IS hit by fresh wave of US attacks

US fighter jets and bombers have pounded Islamic State targets, striking the militants in both Syria and Iraq.

IS hit by fresh wave of US attacks

US fighter jets and bombers have pounded Islamic State targets, striking the militants in both Syria and Iraq.

The new wave of attacks came even as the extremists pressed their offensive in Kurdish areas within sight of the Turkish border, where fleeing refugees told of civilians beheaded and towns torched.

President Barack Obama, speaking at the United Nations in New York, vowed an extended assault and called on the world to join in.

“The only language understood by killers like this is the language of force, so the United States of America will work with a broad coalition to dismantle this network of death,” he told the UN General Assembly in a 38-minute speech. “Today, I ask the world to join in this effort.”

In Syria, hardline rebels aligned with a faction fighting to oust President Bashar Assad but considered too radical by the US packed up their heavy weapons and fled their bases over fears the Obama administration would target all fighters deemed a potential threat to the United States.

Today’s strikes marked the second day of a broadened US military operation against the Islamic State (IS) group, after a barrage of more than 200 strikes on some two dozen targets in Syria a day earlier.

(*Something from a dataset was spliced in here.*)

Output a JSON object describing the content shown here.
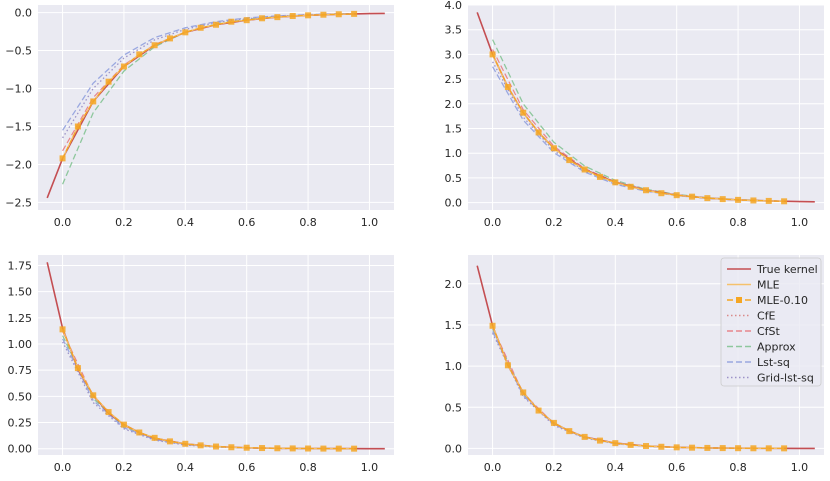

That campaign, which the White House has warned could last years, builds upon the air raids the US has already been conducting for more than a month against the extremists in Iraq.

The ultimate aim of the Obama administration and its Arab partners is to destroy IS, which through brute force has carved out a proto-state in the heart of the Middle East, effectively erasing the border between Iraq and Syria. Along the way, the extremist faction has massacred captured soldiers, terrorised religious minorities and beheaded two American journalists and a British aid worker.

Today Algerian extremists aligned with IS declared in a video that they had beheaded a fourth hostage – a Frenchman seized in Algeria on Sunday – in retaliation for France joining the aerial assault against the militants in Iraq. President Francois Hollande said France would not be deterred by the act of “barbarity”.

“This particular group, they don’t strike only those who don’t think like they do. They also strike Muslims. They rape, they kill,” a visibly upset Mr Hollande told the UN. “It is for this reason that the fight the international community needs to wage versus terrorism knows no borders.”

Meanwhile, US allies lined up in support of the aerial campaign. The Dutch government announced it would send six F-16 fighter jets along with 250 pilots and support staff to strike at Islamic State targets in Iraq, while Parliament has been recalled to debate Britain’s response to a request to support the air strikes.

The latest US strikes damaged eight IS vehicles in Syria near the Iraqi border town of Qaim, the US Central Command said. It also reported hitting two IS armed vehicles west of Baghdad, as well as two militant fighting positions in northern Iraq.

Pentagon spokesman Rear Admiral John Kirby said the strikes in eastern Syria hit a staging area used by the militants to move equipment across the border into Iraq.

He did not specify exactly where the air raids took place, but the Iraqi town of Qaim is across the border from the Syrian town of Boukamal, where Syrian activists reported at least 13 air strikes on suspected IS positions today.

He later said US and coalition forces hit 12 targets, including oil refineries that were providing up to $2m a day in income to IS.

Despite the start of the coalition campaign, IS fighters pressed their advance against Syrian Kurdish militiamen around the town of Ayn Arab, known to Kurds as Kobani, near the Turkish border, where refugees fleeing into Turkey reported the beheading of captives and the torching of homes.

A Kurdish militiaman fighting to protect the city said militants were less than half a mile from the outskirts.

Weary refugees arriving in Turkey described atrocities at the hands of the militants. Osman Nawaf, 59, said he saw about 50 bodies hanging headless in the village of Boras when he passed it on his three-day walk from a village on the outskirts of Kobani.

Halil Aslan, 48, a villager in Turkey, recounted seeing IS tanks roll into a village on the Syrian side.

“They shelled the place with tanks and mortars,” he said. “We could hear them falling on those hills.”

A video posted online showed what appeared to be IS fighters toting assault rifles and fanning out across a dusty field in the Kobani area. A later clip showed a field cannon firing a shell towards a town located across a rolling expanse of brown fields, followed by a puff of smoke in the distance.